Suggestions have been made on how to reorient the publishing system, which principally involve avoiding interactions with unethically profitable journals. The majority of these actions focus on changing the publishing practices of individual scientists as such recommending scientists to only publish in ethical journals or refuse to review for unethically profitable journals (Racimo et al. 2022). While these individual-level practices can be quick to implement, they can be ineffective at providing long-term, profound change if completed in isolation since they do not tackle the root causes of the problem (Abson et al. 2017; Meadows 1997). Actions that do target the systemic causes of the problem (e.g. shifting journals to more ethical business models or altering the peer review process) require the collective action of multiple individuals in positions of influence. Notable recent examples of collective actions highlight a growing demand for systemic change. For instance, the entire editorial board of the high-profile journal Neuroimage resigned in opposition to the journal’s high publication charges, referring to them as “unethical and unsustainable” (Sanderson 2023). Additionally, at the Journal of Biogeography, 85% of the associate editors went on strike against a range of Wiley editorial policy issues changes including inequity in the open access publication models, over-inflated growth targets and an increasing emphasis on transferring rejected manuscripts to ‘cascade’ journals (Williams et al. 2023). The strikers did not attain their desired outcomes from Wiley, thereby resulting in the resignation of the majority of associate editors.
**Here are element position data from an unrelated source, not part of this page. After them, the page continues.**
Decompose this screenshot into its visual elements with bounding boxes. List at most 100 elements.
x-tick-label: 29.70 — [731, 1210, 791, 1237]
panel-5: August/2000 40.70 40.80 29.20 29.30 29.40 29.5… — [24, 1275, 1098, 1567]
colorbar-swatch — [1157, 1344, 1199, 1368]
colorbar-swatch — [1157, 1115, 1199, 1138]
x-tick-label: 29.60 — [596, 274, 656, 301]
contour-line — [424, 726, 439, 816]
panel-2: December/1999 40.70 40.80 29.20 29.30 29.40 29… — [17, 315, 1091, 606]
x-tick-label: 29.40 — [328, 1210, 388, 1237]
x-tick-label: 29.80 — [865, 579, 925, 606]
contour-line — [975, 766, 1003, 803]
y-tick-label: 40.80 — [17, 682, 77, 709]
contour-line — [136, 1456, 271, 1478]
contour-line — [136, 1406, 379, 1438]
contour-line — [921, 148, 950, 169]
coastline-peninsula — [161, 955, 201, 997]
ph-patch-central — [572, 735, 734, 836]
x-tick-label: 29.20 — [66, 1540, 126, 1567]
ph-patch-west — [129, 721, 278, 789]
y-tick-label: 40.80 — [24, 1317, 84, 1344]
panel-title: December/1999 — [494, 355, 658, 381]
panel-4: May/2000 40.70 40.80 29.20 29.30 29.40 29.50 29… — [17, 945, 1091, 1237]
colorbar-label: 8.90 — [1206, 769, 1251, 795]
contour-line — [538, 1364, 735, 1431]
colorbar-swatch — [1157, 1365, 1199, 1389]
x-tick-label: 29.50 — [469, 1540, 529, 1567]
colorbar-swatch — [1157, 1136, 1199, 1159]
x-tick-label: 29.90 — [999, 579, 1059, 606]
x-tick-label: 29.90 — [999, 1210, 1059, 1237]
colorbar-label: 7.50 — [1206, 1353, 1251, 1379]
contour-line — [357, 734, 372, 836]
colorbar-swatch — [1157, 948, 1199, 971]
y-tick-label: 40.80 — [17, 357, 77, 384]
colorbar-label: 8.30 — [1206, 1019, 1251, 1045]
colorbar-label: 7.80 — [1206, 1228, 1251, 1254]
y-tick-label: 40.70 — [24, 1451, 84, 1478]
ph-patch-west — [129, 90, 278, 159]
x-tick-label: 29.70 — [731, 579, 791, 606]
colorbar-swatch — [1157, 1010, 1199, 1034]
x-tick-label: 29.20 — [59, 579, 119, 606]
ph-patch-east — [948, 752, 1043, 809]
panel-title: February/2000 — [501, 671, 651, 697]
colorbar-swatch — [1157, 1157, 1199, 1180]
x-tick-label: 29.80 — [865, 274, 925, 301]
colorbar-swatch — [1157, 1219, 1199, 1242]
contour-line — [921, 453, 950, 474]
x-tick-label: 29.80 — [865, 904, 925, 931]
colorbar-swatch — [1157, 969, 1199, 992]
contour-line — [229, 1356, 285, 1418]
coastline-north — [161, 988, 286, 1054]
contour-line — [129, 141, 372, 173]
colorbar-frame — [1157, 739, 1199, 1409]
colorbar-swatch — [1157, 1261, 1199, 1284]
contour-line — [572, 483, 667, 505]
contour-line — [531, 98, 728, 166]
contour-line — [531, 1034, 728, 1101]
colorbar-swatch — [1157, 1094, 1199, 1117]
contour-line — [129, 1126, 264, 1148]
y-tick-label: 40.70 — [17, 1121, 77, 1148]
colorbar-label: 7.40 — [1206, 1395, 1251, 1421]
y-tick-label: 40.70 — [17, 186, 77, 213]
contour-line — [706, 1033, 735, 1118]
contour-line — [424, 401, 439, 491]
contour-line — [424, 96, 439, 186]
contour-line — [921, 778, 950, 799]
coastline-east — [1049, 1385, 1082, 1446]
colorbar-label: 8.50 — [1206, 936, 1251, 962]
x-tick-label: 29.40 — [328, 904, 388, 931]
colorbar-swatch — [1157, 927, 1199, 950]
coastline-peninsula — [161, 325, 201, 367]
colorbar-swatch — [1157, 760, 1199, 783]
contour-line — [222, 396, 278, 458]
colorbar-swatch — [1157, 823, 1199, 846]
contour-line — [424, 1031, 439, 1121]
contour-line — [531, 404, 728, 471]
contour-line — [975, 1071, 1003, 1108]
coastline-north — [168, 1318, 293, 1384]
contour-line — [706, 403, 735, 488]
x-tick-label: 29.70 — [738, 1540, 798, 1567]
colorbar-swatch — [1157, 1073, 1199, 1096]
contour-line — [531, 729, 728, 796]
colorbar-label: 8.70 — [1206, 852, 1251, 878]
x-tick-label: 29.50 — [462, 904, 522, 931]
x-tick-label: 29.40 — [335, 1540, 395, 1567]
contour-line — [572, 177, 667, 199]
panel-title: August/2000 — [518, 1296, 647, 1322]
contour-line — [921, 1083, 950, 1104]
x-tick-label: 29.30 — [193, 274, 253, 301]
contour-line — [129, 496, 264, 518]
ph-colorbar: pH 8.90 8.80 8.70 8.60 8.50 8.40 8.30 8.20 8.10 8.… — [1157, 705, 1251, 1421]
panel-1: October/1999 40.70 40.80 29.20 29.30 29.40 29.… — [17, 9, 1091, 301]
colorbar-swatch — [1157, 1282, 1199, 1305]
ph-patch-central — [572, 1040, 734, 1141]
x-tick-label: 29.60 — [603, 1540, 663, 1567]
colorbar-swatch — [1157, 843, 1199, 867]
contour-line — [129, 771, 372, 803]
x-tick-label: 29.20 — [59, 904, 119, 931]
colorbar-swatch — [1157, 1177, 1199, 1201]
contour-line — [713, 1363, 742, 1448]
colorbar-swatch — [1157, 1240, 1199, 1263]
In our social climate of increasing environmental and sociopolitical awareness, many ECRs feel a sense of responsibility to contribute to positive, systemic change in the publishing system. However, these aforementioned actions contain hidden costs for ECRs; the highly competitive job market presents a systemic barrier that prevents ECRs from taking actions to change the publishing system. The publishing choices of ECRs are highly influenced by the pressure to publish as frequently as possible and in high-impact journals, since this remains the prevailing measure of academic excellence that determines career advancement (McKiernan et al. 2019) despite extensive literature describing its inefficacy (“San Francisco Declaration on Research Assessment” 2013; Schmidt et al. 2021). This is especially true in ecology; roughly half of recent Assistant Professor hires at North American Doctoral Universities (Doctoral research universities with very high research activity) in ecology had published in Science, Nature, or PNAS at the time of hiring (Fox 2020). Though some of the highest impact journals in ecology and evolution are society owned, many of them are not. Thus avoiding publishing in such journals can impact the career development of researchers, which renders the cost of choosing ethical publishing options disproportionately larger for ECRs and has been shown to cause serious repercussions for their mental and physical health (University and College Union 2019). Therefore, for ECRs, taking action to oppose the unethical publishing system is associated with increased risk and sacrifice for those wishing to pursue an academic career, creating internal moral conflict.